The autoregressive loop

The model now appends "Silver" to the prompt and runs the whole stack again — except, with key-value caching, it only has to run the new token through the network, reusing the K and V tensors computed earlier. It produces a probability over the next token; samples one; appends; runs again.

This loop continues. "Silver" → "moon" → "above" → "still" → "pond". At every step a few hundred billion multiplications, fifty milliseconds, one joule of electricity. After ten or twenty iterations, the model emits an end-of-sequence token, the loop terminates, and the resulting string is detokenized back into UTF-8. Tally a complete response of a few thousand tokens and the total compute climbs into the quadrillions — ~10¹⁵ multiplications for one paragraph of generated language.

"Silver moon above / still pond drinks the night sky in / one ripple, one breath."

The text is sent back through the API, through TLS, through TCP/IP, through the kernel, through the browser's rendering pipeline, and finally onto the user's display — a different piece of silicon glowing in a different colour pattern.

What just happened

What just happened, to be clear about it: a few quintillion electrons in patterned sand were briefly nudged in coordinated patterns by other electrons in patterned sand, and at the end a different patterned sand emitted light in the shape of a haiku.

The full causal chain runs from the quartzite mine in Spruce Pine, through the Siemens reactors of Hemlock and Wacker, through Czochralski pullers and CMP polishers, through the EUV chambers of TSMC Fab 18, through CoWoS interposers and HBM stacks, through NVLink and InfiniBand and a power substation, through the operating system and the compiler stack and the CUDA runtime and the model weights, into a sampled token, and out as a sentence. Every link in that chain was engineered, deliberately, by people who could draw the next link's diagram. None of them were strange enough, individually, to be called magic.

And yet the result is.

That is what this book has been about. Not the magic — there is no magic — but the long, deliberate, almost unbelievable accumulation of ordinary engineering that, stacked thirty layers deep, allows a rock to think about the moon.

Figure 30.1One thought, end to end. Text becomes tokens, tokens become vectors, vectors flow through eighty transformer blocks, the last vector becomes a probability over the vocabulary, and one token is sampled. Then the loop closes and the cycle repeats.

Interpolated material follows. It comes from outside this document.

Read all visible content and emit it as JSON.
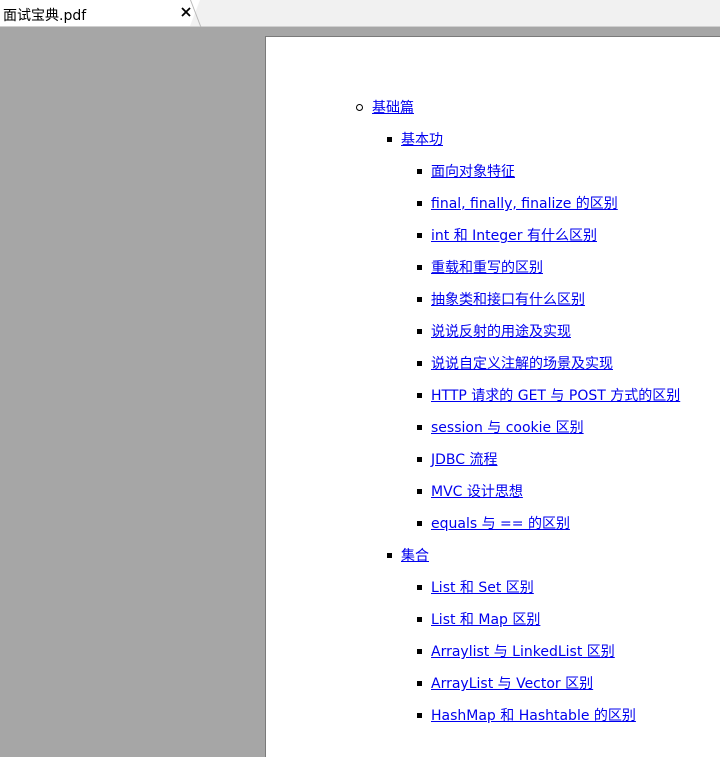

Retrieve before you continue

Three questions on what you just read

Q1 Factual What does the model do first with the user’s prompt text, and what does that step output?

Q2 Conceptual Why does key-value caching matter in the autoregressive loop? What would happen without it?

Q3 Synthetic If the unembedding matrix were doubled in width (vocab size 200,000 instead of 100,000), what would change about the final softmax step, and what downstream effect would you expect on cost-per-token?